Kur’an: “Allah tarafından Cebrâil vasıtasıyla mahiyeti bilinmeyen bir şekilde son peygamber Hz. Muhammed’e (s.a.v) indirilen, mushaflarda yazılan, tevâtürle nakledilen, okunmasıyla ibadet edilen, Fâtiha sûresiyle başlayıp Nâs sûresiyle biten, başkalarının benzerini getirmekten âciz kaldığı Arapça mûciz bir kelâmdır.”

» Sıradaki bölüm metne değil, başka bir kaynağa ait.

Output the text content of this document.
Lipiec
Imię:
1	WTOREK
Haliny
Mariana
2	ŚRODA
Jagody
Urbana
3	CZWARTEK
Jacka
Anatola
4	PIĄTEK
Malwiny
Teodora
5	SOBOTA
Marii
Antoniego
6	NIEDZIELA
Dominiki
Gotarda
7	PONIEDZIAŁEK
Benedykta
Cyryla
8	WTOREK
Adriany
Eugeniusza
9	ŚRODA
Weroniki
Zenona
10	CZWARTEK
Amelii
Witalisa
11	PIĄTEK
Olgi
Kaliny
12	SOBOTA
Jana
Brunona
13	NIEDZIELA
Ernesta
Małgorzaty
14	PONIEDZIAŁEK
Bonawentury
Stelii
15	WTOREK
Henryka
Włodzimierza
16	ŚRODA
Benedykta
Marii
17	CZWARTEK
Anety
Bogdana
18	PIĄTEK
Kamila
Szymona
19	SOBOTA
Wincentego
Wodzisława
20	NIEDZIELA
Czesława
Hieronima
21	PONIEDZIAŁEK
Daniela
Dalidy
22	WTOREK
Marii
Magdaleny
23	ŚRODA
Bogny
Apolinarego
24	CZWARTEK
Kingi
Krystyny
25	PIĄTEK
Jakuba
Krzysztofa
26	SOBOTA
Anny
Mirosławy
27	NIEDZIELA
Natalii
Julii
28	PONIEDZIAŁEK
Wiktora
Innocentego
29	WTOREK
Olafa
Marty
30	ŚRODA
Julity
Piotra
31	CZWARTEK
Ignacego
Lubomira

Yukarıdaki tanımdan da anlaşılacağı üzere Kur'an'ı Kerim Allah (cc) tarafından Hz. Muhammed’e (as) gönderilen insanüstü bir kitap olup aynı zamanda okunmasıyla ibadet edilen bir kitaptır. Bu sebeple Namaz ibadeti ifa edilirken Kur’an’dan bir miktar okunması zorunludur. Şayet namazda Kur’an’dan bir miktar okunmazsa namaz geçersiz olur.

Kur'an'a inanmak, mü’min sıfatını elde etmek için inanılması gereken esaslarından birisidir. Çünkü onsuz imanın eksik kalacağı muhakkaktır. Rabbimiz bu gerçeği şöyle ferman etmektedir: “Ey îman edenler! Allah'a, Peygamberine, Peygamberine indirdiği kitaba ve daha önce indirdiği kitaba îman edin. Kim Allah'ı (cc), meleklerini, kitaplarını, peygamberlerini ve âhiret gününü inkâr ederse derin bir sapıklığa düşmüş olur.” 

Kur’an’a iman, onun yalnızca Allah (cc) Kelamı olduğuna inanmakla gerçekleşmiş olmaz. Bu nedenle Kur'an'ın bir hidayet rehberi olduğuna, ondaki talimatlara uyanların Allah’ın (cc) rızasına nail olacaklarına ve bu vesileyle dünya-ahiret saadetini elde edeceklerine de inanmaları gerekmektedir.

Kur'an da yapılması gereken emirler olduğu gibi yapılmaması gereken nehiylerde vardır. Bu talimatlara uyanlara mükâfât vadedildiği gibi uymayanlara da mücâzât (ceza) vadedilmiştir. Hasılı Kur’an’a iman, kuru bir iddiadan ibaret olmayıp fiili bir durum gerektirmektedir. Şu Hadis adeta anlattıklarımızın özeti mahiyetindedir: Ebu Abdurrahman es-Sulemî şöyle demiştir: Biz, Kur’an-ı Kerim'den on âyet-i ke­rime öğrendik mi, o on âyetin helalini, haramını, emir ve nehiylerini öğrenmedikçe bir sonraki on âyeti öğrenmeye geçmezdik.

Kur'an'ı Tanımak

Kur'an'ı Kerim, Miladi 610 yılı Ramazan ayının Kadir gecesinde Resulullah (s.a.v) Hira mağarasında inzivadayken inmeye başlanmış ve Resulullah’ın (as) vefatından az öncesine kadarda devam etmiştir. Toplam 114 sure ve 6236 Âyetten müteşekkildir.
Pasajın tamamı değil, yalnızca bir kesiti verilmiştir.